Rootkit = Malicious software designed to hide its presence and maintain privileged access while concealing activities from security tools.
Detection methods:
- Behavioral analysis – Anomalies despite no visible signs
- Memory analysis – Examine RAM for hidden processes
- Boot-time scanning – Detect before rootkit activates
- Integrity checking – Compare files against known good versions
- Specialized rootkit scanners – Dedicated detection tools
52. What is the difference between IPv4 and IPv6?
IPv4 = 32-bit address, 4.3 billion addresses, written as four decimal numbers (192.168.1.1), uses NAT for conservation.
IPv6 = 128-bit address, 340 undecillion addresses, written as eight hexadecimal groups (2001:db8::1), built-in security, no NAT needed.
53. How do you analyze a pcap file?
- Open in Wireshark or similar tool
- Filter traffic by IP, protocol, port, or conversation
- Follow streams to reassemble TCP or UDP conversations
- Extract files using export objects (HTTP, SMB, etc.)
- Identify anomalies – Suspicious IPs, unusual protocols, malformed packets
- Use statistics – Endpoints, conversations, protocol hierarchy for overview
- Check for IOCs – Known malicious IPs, domains, patterns
54. What is the CIA triad?
CIA Triad = The three core principles of information security:
- Confidentiality – Ensuring data is accessible only to authorized users (encryption, access controls).
- Integrity – Maintaining accuracy and trustworthiness of data (hashing, checksums).
- Availability – Ensuring systems and data are accessible when needed (redundancy, backups, DDoS protection).
55. What is the difference between compliance and security?
Compliance = Meeting external requirements (laws, regulations, standards).
Security = Actually protecting assets from threats.
Key difference:
Compliance is a checkbox (what you must do).
Security is a continuous process (what you should do).
56. How do you handle a false positive in a SIEM?
- Verify – Confirm it’s not a true positive by checking raw logs and context.
- Document – Note why it’s a false positive for future reference.
- Tune the rule – Adjust logic to reduce noise (whitelist benign sources, refine thresholds).
- Escalate if needed – If persistent, involve engineering for rule optimization.
- Close the alert – Mark as false positive in the ticketing system.
57. What is the difference between TOR and a regular browser?
TOR (The Onion Router) = Routes traffic through multiple encrypted relays to hide your IP and activity. Designed for anonymity.

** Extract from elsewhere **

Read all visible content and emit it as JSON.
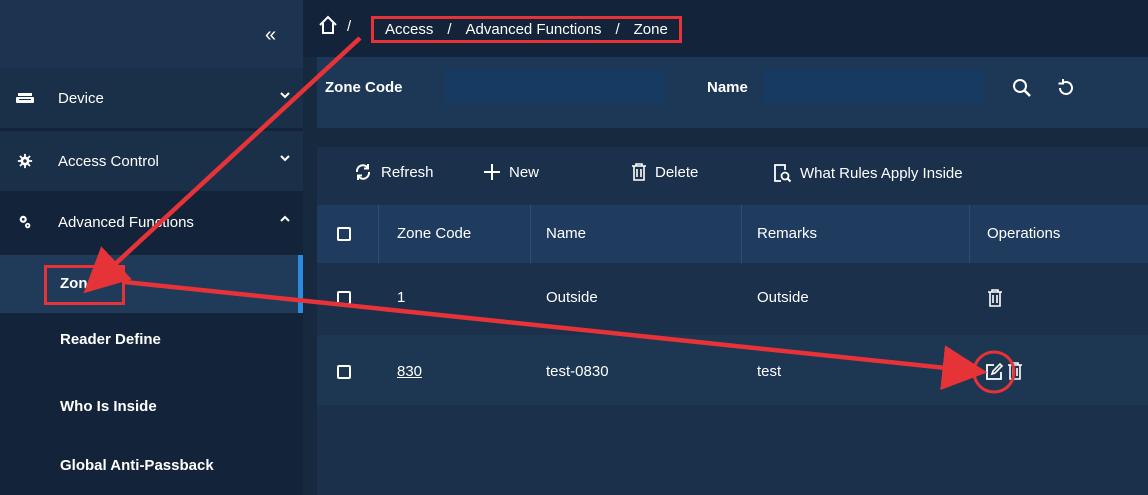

Regular browser = Connects directly to websites, revealing your real IP address. Faster, but less private.
58. Explain what Kerberos authentication is.

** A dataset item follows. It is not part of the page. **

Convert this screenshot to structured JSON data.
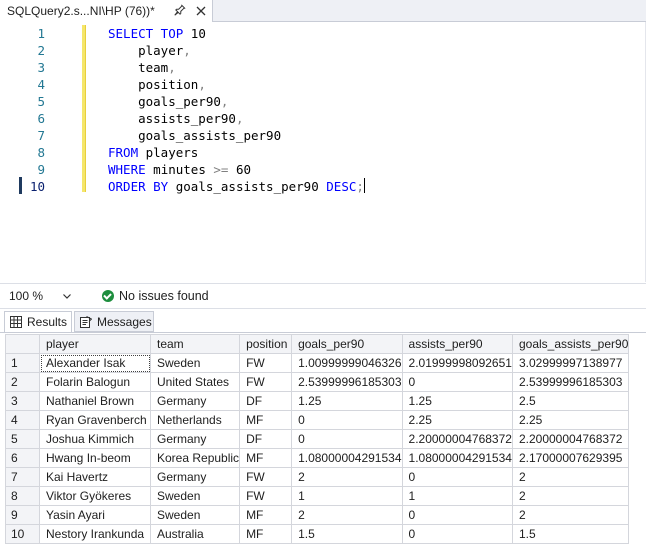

Kerberos = A network authentication protocol that uses tickets and symmetric-key cryptography to prove identity securely without sending passwords over the network.
59. What is the purpose of logging and monitoring?
- Detect security incidents and anomalous behavior in real time
- Investigate by providing historical evidence for root cause analysis
- Comply with regulatory requirements (retention, audit trails)
- Improve system performance and availability through trend analysis
- Alert on critical events for immediate response
60. What is a fileless malware attack?
Fileless malware = Malicious code that runs in memory without writing files to disk, making it harder to detect with traditional antivirus.
61. How do you detect lateral movement in a network?
- Unusual RDP, SMB, or PSExec connections
- Anomalous administrative logins
- Pass-the-hash or pass-the-ticket activity
- Unusual service creations or scheduled tasks
- Data access patterns (user accessing unrelated systems)
- Alerts from EDR on privilege escalation or remote execution
- Beaconing to C2 before internal scanning
62. What is the difference between a security policy and a procedure?
Security policy = High-level rules and principles defining what must be done.
Procedure = Step-by-step instructions detailing how to implement the policy.